A Cambridge University PhD student has solved the grammatical problem that scholars since the 5th century BC could not decode. Rishi Rajpopat, age 27, has reportedly decoded a text written by the Sanskrit language master Panini. Master Panini lived around two-and-a-half-thousand years ago.
Aṣṭādhyāyī of Panini, which is a set of rules to derive or form new words from root words, as per scholars, contains conflicting rules because of which many scholars have been confused about what rules to use in order to create new words.
Paṇini wrote a meta-rule to decode the rule conflicts in the linguistic algorithm, which so far has been interpreted as- In the event of a conflict between two rules of equal strength, the rule that comes later in the grammar’s serial order wins.
However, Rajpopat has argued that this metarule has been historically misunderstood. According to him, what Paṇini meant was that between rules applicable to the left and right sides of a word, the language master wanted the reader to choose the rule applicable to the right side, as reported by the British newspaper The Independent.

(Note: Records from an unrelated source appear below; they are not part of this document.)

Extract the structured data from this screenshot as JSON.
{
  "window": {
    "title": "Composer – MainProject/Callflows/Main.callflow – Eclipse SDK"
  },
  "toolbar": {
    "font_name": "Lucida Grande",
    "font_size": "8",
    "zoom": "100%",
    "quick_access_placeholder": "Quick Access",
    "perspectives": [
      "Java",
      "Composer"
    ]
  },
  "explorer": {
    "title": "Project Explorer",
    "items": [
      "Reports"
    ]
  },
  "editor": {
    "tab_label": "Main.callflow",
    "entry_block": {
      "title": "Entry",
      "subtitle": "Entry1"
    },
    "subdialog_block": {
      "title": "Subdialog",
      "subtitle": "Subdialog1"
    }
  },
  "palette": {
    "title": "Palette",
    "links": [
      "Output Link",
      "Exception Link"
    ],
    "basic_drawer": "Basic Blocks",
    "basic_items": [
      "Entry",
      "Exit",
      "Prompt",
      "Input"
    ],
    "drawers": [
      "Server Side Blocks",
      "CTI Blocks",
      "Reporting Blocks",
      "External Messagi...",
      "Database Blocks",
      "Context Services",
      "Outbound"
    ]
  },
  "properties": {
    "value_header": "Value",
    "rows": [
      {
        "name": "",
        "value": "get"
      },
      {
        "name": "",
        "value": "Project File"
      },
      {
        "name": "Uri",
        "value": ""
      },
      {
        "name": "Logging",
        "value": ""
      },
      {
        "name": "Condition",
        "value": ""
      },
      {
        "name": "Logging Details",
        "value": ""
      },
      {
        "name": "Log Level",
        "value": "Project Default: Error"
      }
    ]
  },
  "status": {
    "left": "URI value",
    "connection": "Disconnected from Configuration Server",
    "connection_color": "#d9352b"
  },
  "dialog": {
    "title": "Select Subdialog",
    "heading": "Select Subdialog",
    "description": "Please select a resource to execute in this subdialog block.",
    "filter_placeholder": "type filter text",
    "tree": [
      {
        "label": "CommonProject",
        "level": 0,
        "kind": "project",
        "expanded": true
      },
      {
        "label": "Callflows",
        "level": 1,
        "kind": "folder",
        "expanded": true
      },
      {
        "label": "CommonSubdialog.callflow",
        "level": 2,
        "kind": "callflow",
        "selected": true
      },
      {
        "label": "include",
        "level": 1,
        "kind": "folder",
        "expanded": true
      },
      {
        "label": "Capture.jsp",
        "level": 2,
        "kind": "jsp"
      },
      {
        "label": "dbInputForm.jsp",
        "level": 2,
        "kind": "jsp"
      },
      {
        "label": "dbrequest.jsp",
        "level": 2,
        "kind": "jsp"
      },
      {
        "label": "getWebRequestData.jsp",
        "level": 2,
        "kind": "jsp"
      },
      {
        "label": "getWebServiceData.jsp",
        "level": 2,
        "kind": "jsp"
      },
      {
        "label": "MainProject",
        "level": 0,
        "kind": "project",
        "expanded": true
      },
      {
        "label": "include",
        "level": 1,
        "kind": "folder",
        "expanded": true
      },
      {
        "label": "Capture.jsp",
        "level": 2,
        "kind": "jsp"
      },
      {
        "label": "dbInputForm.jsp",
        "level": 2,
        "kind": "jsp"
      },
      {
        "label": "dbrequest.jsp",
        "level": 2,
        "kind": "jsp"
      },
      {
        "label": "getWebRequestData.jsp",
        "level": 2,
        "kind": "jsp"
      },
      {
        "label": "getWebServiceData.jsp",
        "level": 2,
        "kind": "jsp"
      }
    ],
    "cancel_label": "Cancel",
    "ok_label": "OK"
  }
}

And, by this logic, Rajpopat found that Paṇini’s algorithms can actually produce grammatically correct words and sentences without errors.
For instance, in the sentence jñānaṁ dīyate guruṇā — knowledge (jñānaṁ) is given (dīyate) by the guru (guruṇā) — there is a rule conflict when you try to form the word guruṇā. The word means ‘by the guru’ and is a well-known word.
The word comprises the roots, guru + ā. If gone by Paṇini’s rules to create the word that will mean “by the guru”, there are two rules that are applicable — one to the word 'guru', and one to 'ā'. The conflict can be resolved by picking the rule that is applicable to the word on the right, which results in the correct new form guruṇā.
Young Rajpopat’s work comes as a rebuttal to scholars who have been trying for over two and a half millennia.
Scholars including Jayaditya and Vamana in their commentary treatise Kāśikāvṛttī, Patanjali in his Mahābhāṣya, and Katyayana in his Vārttikakāra have tried to resolve the rule conflicts.
As per Rajagopat, his discovery was the proverbial 'eureka' moment. “I had a eureka moment in Cambridge. After nine months trying to crack this problem, I was almost ready to quit, I was getting nowhere. So, I closed the books for a month and just enjoyed the summer, swimming, cycling, cooking, praying and meditating," he told The Independent.